Der Gepeinigte wollte flüchten. Doch das gestaltete sich schwierig. Der Wüterich war schnell und blieb prügelnd dran. „Es war wohl das Glück des Opfers, dass eine Nachbarin sich ein Herz fasste und den Verwundeten zu sich in die Wohnung zog“, sagt der Revierleiter.

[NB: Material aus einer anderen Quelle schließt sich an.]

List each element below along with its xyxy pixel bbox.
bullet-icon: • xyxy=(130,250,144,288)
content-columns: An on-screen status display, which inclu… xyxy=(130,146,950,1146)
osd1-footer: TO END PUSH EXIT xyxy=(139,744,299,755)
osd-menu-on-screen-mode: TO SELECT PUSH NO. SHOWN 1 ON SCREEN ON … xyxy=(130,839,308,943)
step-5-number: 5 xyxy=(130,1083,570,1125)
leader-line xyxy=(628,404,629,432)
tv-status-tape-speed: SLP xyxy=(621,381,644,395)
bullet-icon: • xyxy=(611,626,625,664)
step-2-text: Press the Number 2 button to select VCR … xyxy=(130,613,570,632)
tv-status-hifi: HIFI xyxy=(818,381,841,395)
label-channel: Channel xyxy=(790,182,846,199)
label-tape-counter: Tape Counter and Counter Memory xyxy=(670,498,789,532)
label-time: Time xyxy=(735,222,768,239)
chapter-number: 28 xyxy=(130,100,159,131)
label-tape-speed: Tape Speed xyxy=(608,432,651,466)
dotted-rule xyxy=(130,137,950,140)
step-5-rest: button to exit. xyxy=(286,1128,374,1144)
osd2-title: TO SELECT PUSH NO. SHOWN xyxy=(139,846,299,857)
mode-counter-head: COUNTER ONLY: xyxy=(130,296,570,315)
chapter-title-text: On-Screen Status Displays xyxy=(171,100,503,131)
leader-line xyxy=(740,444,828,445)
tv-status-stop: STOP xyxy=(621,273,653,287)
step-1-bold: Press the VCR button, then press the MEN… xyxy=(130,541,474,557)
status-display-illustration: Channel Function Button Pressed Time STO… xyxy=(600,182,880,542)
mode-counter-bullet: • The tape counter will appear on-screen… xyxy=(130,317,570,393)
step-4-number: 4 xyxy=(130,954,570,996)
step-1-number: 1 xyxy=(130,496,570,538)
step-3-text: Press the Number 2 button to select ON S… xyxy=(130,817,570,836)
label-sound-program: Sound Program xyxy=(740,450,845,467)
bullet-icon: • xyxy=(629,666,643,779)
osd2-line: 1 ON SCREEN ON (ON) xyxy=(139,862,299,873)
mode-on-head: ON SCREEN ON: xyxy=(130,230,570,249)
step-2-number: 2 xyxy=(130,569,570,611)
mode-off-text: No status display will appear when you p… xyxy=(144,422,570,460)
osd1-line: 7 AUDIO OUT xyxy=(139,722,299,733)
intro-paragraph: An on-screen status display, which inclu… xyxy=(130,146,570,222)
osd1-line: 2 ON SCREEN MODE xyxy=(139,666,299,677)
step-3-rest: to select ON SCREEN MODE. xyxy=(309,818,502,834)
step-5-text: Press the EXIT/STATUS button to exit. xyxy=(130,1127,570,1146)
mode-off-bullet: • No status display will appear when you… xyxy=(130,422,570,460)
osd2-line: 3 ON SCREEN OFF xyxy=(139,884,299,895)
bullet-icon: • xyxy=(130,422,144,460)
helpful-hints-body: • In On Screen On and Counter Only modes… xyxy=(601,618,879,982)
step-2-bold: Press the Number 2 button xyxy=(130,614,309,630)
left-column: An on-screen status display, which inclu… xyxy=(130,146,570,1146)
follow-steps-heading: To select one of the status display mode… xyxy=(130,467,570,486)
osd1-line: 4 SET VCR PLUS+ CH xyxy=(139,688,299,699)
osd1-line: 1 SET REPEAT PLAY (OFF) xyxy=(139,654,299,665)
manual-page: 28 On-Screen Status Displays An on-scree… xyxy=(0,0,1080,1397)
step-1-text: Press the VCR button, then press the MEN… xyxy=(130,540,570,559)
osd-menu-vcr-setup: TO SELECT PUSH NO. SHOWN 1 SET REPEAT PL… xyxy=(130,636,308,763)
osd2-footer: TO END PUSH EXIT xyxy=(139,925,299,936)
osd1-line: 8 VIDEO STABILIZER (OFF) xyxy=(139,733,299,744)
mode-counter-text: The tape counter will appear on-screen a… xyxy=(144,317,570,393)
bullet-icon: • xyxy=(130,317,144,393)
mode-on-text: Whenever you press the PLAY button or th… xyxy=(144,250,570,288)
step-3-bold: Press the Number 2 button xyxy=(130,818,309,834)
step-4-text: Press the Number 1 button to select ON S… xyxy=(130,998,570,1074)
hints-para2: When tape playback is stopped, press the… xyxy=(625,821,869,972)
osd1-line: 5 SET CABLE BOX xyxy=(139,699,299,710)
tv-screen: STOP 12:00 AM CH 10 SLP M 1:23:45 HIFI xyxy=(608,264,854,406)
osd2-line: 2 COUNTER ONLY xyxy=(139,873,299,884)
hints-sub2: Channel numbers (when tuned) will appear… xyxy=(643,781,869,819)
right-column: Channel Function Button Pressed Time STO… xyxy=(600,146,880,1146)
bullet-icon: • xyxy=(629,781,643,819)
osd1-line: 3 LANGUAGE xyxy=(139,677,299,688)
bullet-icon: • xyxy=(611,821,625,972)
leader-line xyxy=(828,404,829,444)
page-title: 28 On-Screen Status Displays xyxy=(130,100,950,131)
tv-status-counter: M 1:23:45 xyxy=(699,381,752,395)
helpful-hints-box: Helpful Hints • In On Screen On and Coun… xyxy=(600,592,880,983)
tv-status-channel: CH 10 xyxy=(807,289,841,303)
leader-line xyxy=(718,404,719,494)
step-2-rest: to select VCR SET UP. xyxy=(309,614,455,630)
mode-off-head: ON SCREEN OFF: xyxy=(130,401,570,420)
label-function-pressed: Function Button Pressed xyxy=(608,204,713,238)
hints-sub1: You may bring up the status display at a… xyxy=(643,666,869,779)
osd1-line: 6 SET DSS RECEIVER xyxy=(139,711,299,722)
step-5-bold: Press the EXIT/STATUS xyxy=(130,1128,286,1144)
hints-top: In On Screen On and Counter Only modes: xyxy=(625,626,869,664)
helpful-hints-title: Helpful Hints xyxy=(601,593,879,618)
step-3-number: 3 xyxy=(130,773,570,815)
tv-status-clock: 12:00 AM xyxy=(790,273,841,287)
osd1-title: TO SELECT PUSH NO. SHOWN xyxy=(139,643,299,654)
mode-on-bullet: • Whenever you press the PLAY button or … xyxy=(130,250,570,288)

Wo der Verdächtige wohnte, war bekannt. Dort fand man zwar nicht den Mann, aber die Tatwaffe. Der Schläger selbst wurde später am Grünhufer Bogen mit 1,88 Promille aufgegriffen. „Der

40-Jährige hatte einen Rucksack dabei, in dem sich auch ein Löffel und eine Spritze fanden – klassisches Drogenbesteck“, so Grotzky.

Die Wohnungstür des Opfers musste komplett erneuert werden. Selbst aus den massiven Betonstufen im Treppenhaus waren mit dem Kuhfuß ganze Stücke herausgeschlagen worden. Es folgten zwei Anzeigen wegen Körperverletzung und Sachbeschädigung. Doch damit ist die Geschichte noch nicht zu Ende.

Etwas später am Tag ging auf dem Revier ein Anruf ein – von der bereits bekannten Adresse. Diesmal war jedoch der mutmaßliche Schläger am Telefon. „Der Verdächtige wollte seinerseits Anzeige erstatten“, erzählt Dietmar Grotzky.

Allerdings klang die Begründung ziemlich seltsam. Der Mann beschuldigte den 29-jährigen Nachbarn, ihn mit angeblichen Hochfrequenzwellen aus einem Stethoskop ganz krank im Kopf gemacht und damit seine Mutter und die Katzen beleidigt zu haben. Was folgte, klang jedoch wie bitterer Ernst. Wenn die Polizei den Mann mit dem Stethoskop nicht abholte, würde er ihn töten.

Das war dann aber auch für die eingesetzten Beamten allzu starker Tobak. Sie holten den Anrufer ab und brachten ihn ins Klinikum, wo er untersucht werden sollte. Dazu gab's eine weitere Anzeige – diesmal wegen Androhung von Straftaten.